Martin Munkácsi, [Katharine Hepburn, Hartford], 1935 (2007.110.1395)
Harper’s Bazaar, February 1935, pp. 38-39 (photo by Martin Munkácsi)
Katharine Hepburn takes off from her native Hartford in gray gabardine trousers, gray flannel coat, white wool scarf. She likes this get-up for flying because it is so comfortable. On cold days she throws a big mink overcoat on top.
Martin Munkácsi, [Katharine, Marion, and Margaret Hepburn], 1939 (2007.110.2273)
Harper’s Bazaar, August 1939, pp. 52-53 (photos by Martin Munkácsi)
If anyone should ask you, a Frenchman for instance, what sort of house nice Americans live in, there’s one in Hartford, Connecticut, you might point out to him. A big rambling brick house it is, set far back from a shaded quiet street, circled by deep lawns and a high brick wall. A graveled drive leads to the garage and the back door, winding through evergreens and shrubberies. The casement windows are thrown wide open – and there are many of them. Walk up close, and you’ll see a lot of cars in the garage, overflowing into the driveway. The phone is ringing. Somebody is playing Mozart on the piano with the loud pedal down, hard. Someone is calling, “Oh, Mo-o-ther…” You know that there are children in this house, lots of them. Children grown up now to college age and the possession of those assorted cars in the drive. You’ll have chosen a good house to show your foreigner. It’s where the Hepburn’s live.
There are more cars in the drive and thew phones ring more often, now that Katharine is back East, playing on Broadway. In New York, she has a lovely old house in Turtle Bay. But when the last curtain falls on Saturday evening, she leaps for her car and home to Hartford. There, for two days, she is Father’s girl, Mother’s adored eldest, and sister to Bob and Dick and Marion and Margaret.
Seeing the three Hepburn girls together, you get a feeling that you have known them before. it is not only that they are so completely American. There is something in them of all the darling heroines of you favorite novels. They’re by Jane Austen and Louisa May Alcott, of course…

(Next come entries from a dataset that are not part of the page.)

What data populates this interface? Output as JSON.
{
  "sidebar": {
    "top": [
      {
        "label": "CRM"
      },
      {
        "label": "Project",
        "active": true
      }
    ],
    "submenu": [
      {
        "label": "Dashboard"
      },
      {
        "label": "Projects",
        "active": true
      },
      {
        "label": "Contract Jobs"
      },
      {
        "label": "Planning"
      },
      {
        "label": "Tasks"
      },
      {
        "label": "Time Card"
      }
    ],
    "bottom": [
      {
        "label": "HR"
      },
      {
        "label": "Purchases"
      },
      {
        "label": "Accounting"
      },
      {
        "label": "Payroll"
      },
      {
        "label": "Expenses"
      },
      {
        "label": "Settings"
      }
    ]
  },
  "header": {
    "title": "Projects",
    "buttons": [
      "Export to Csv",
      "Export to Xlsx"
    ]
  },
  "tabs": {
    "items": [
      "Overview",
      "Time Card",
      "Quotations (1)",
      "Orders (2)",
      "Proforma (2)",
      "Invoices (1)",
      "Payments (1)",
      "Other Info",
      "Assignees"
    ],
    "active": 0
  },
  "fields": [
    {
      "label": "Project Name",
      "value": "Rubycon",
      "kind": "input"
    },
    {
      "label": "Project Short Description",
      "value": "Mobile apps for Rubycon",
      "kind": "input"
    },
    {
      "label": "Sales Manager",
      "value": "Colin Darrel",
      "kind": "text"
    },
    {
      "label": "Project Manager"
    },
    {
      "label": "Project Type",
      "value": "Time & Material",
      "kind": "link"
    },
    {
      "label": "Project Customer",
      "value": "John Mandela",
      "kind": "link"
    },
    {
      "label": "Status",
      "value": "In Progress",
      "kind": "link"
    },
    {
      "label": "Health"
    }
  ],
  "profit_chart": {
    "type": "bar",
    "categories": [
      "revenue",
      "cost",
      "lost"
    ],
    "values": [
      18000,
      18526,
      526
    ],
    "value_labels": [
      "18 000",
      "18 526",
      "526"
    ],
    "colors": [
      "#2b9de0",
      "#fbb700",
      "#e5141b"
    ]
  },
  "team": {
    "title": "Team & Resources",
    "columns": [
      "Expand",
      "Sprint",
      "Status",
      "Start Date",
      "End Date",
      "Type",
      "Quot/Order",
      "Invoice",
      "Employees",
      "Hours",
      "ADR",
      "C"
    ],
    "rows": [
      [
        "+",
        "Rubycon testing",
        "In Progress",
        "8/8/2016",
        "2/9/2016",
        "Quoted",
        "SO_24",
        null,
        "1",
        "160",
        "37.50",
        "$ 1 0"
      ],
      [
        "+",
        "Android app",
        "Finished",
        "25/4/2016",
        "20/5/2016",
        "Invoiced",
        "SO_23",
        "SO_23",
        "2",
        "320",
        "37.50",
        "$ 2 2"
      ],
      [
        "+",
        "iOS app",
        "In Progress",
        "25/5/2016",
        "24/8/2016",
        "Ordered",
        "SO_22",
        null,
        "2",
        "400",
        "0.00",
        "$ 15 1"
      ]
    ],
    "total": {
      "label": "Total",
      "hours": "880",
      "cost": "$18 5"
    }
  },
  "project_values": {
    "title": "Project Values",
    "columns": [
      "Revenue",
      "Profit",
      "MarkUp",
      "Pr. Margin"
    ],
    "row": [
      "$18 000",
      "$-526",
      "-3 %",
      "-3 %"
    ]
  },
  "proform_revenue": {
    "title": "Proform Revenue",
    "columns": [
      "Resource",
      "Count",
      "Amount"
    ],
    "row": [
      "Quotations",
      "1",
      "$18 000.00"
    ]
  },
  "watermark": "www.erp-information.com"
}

The Hepburns do nothing by halves. When we asked them to be fashion models, they piled on all the clothes and Marion carried extra slacks in her hand. Katharine wears violet tweed slacks and a big tweed raglan coat. Marion wears gray men’s flannel slacks, a double-breasted brown tweed overcoat, and carries gray and red plaid slacks. Peg has a shirt and slacks of lightweight gray wool, and a big plaid topcoat with pleats and a belt in the back. Best.
Harper’s Bazaar, March 1937, pp. 106-107 (photo by Martin Munkácsi)
Miss Katharine Hepburn and Vionnet in an effective collaboration. Bias bands of white satin shape the dress, and rhinestone buttons are a flash of light down the tightly fitted bodice. At Hattie Carnegie. Martha Weathered, Chicago, I. Magnin, California. (No, the crocheted wool shawl is not Vionnet’s idea, but Miss Hepburn’s own.)
Martin Munkácsi, [Katharine Hepburn], 1939 (2007.110.2284)
“Katharine is back East, playing on Broadway.” In 1939 Hepburn was starring in The Philadelphia Story, (1939, written by Phillip Barry). A year later it was turned into a movie, directed by George Cukor, and starring Katherine Hepburn, Cary Grant, and James Stewart.
Katharine Houghton Hepburn was born in Hartford, Connecticut on May 12th, 1907. She died on June 29th, 2003 in Connecticut. Martin Munkácsi was born Mermelstein Márton in Hungary on May 18th, 1896, and died in July 1963, in New York.
“In New York, she has a lovely old house in Turtle Bay.” For many years Katharine Hepburn lived on East 49th St., in Manhattan. This weekend there’s an annual birthday party for her on the Dag Hammarskjold Plaza, East 47th St., near the U.N. and the wonderful Katharine Hepburn Garden.